The connection between sleep deprivation and various degenerative diseases has long been suspected but has remained hard to prove. However, we now have evidence that even one night without sleep may increase susceptibility to Alzheimer's disease, which if confirmed would make lack of sleep a true health crisis.
Alzheimer's disease, by far the most common cause of dementia, is identified from the plaques of the beta-amyloid peptide in the brain. Although debate continues to rage among neuroscientists as to the extent the plaques cause damage to the brain, rather than being a symptom of it, there is little doubt excess beta-amyloid is a bad sign.
A team at the National Institute of Alcohol Abuse and Alcoholism, Maryland, diverged from the name of their institution to use positron emission tomography and the radiotracer 18F-florbetaben to measure beta-amyloid levels in 20 healthy people in their 30s and 40s. 18F-florbetaben binds to beta-amyloid, particularly in its insoluble plaque form, allowing us to map its presence in the brain.
Participants were tested after a good night's sleep and then again after 30 hours of wakefulness. In Proceedings of the National Academy of Sciences, the researchers announced an average 5 percent increase in amyloid-beta in the right hippocampus and thalamus of the brain. Nineteen of the participants had more beta-amyloid after sleep deprivation, in one case by 16 percent. These brain areas are associated with short-term memory and sorting of sensory information respectively, and the hippocampus is among the first regions to be affected by Alzheimer's disease.
To absolutely no one's surprise, participants' mood worsened after a sleepless night, but it may be significant that the extent to which this occurred correlated with an individual's increase in beta-amyloid in these brain regions.
Previous studies have indicated beta-amyloid is a waste product of the brain during wakefulness and is cleared during sleep. We've also observed increased concentrations of the peptide in sleep-deprived rodents. Nevertheless, a detectable increase after just one night is more powerful evidence for a connection than we might have expected to find.

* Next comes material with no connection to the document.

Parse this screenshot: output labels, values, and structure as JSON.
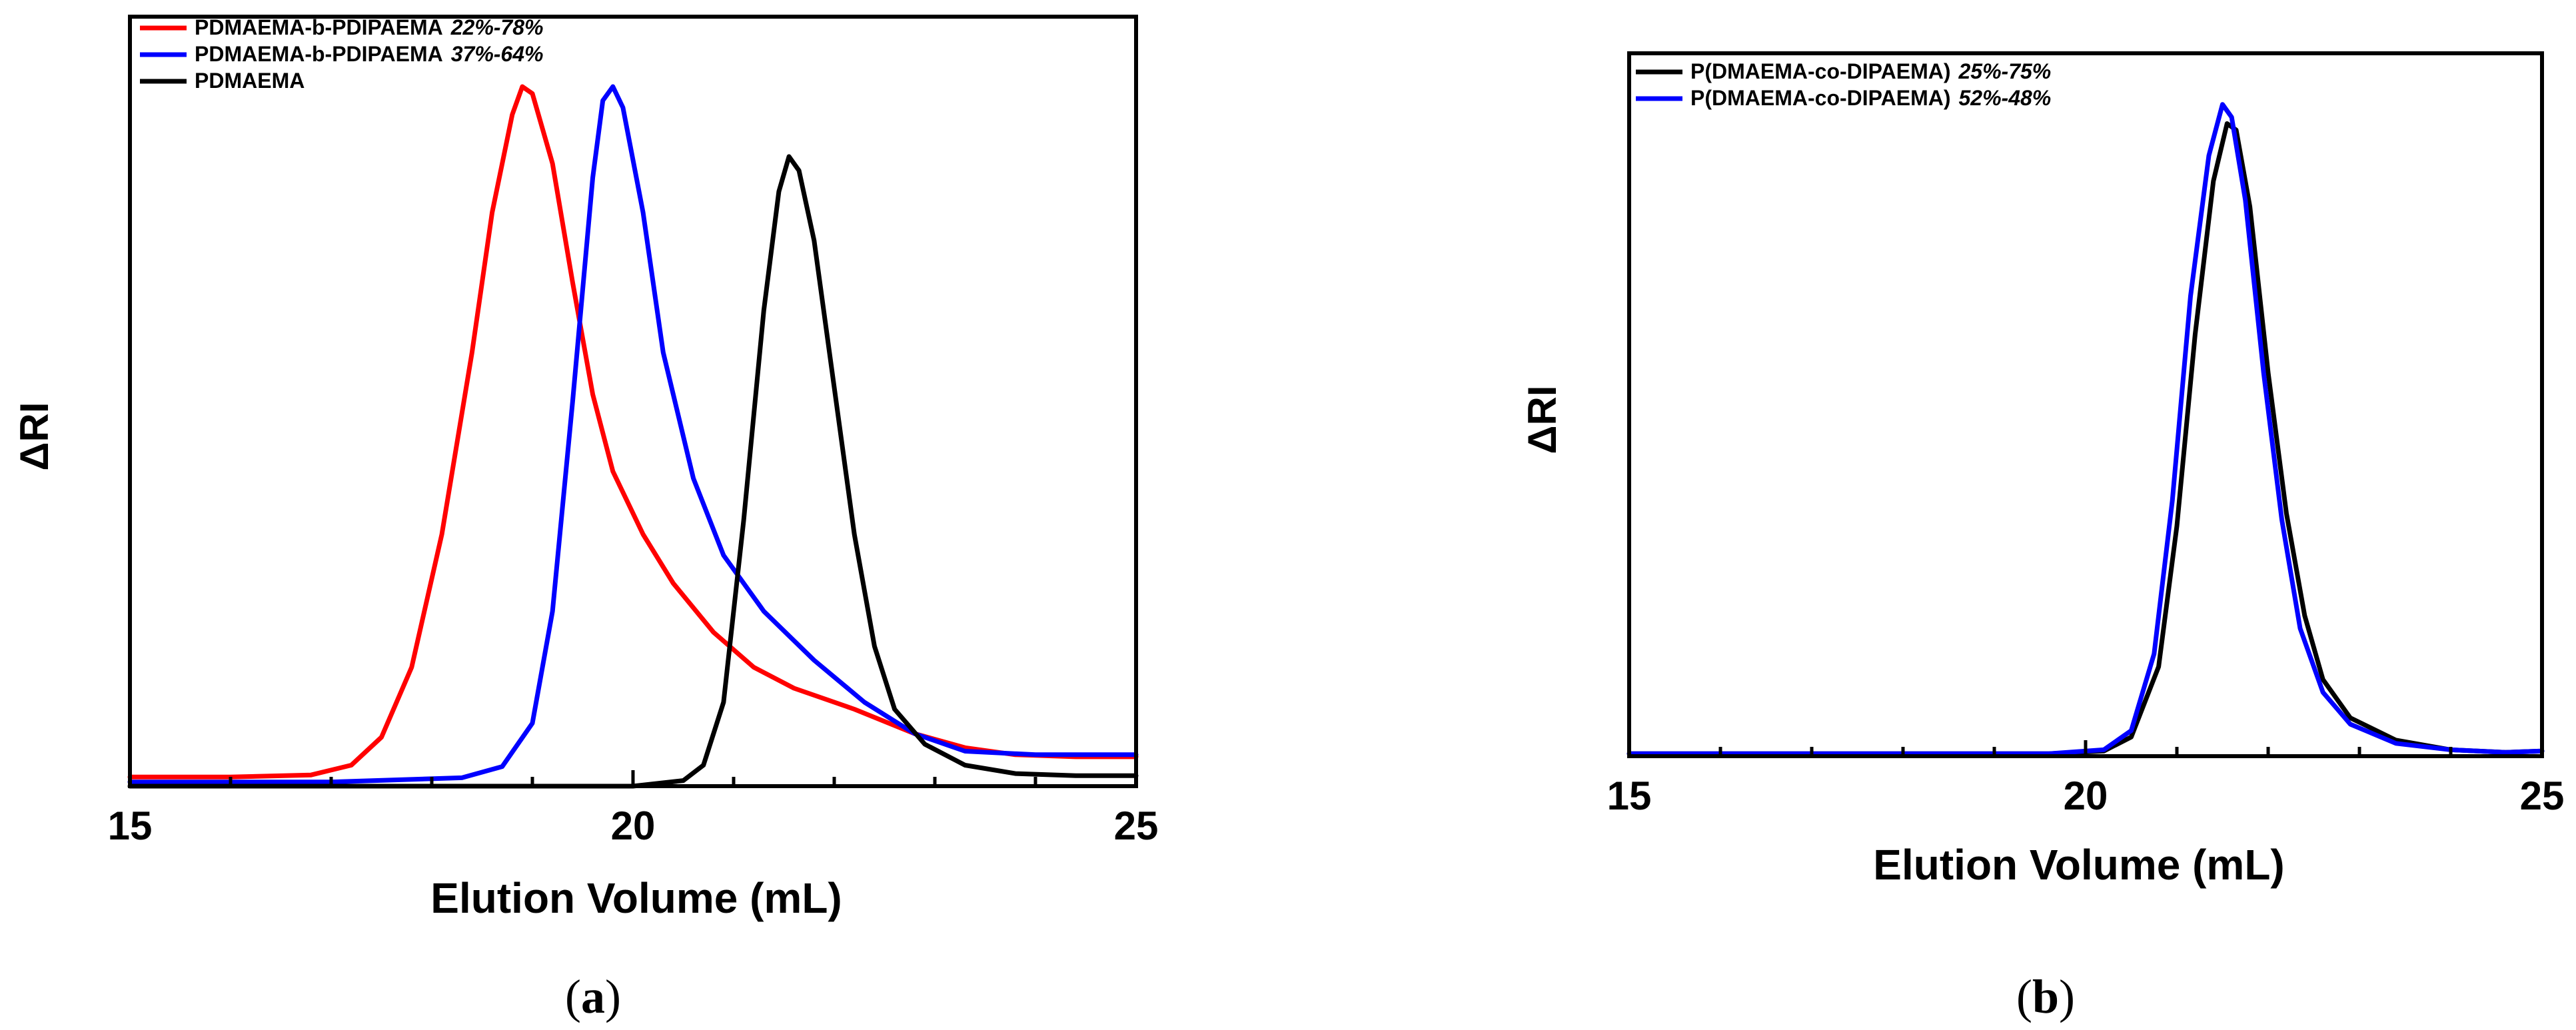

If a good night's sleep normally clears beta-amyloid buildup from the brain, we might ask whether just one night's sleep in a healthy person is sufficient to clear the backlog? Perhaps for most people, a period of sleep deprivation does not matter for Alzheimer's, and dementia only awaits those whose brain-cleansing mechanisms are malfunctioning for other reasons. On the other hand, it's entirely possible that even for those with a normal capacity to remove beta-amyloid, too long without sleep eventually overwhelms the body's cleaning mechanisms.
We need further research to find out, but in the meantime, avoiding Alzheimer's sounds like a good excuse if you overslept and arrived late for work.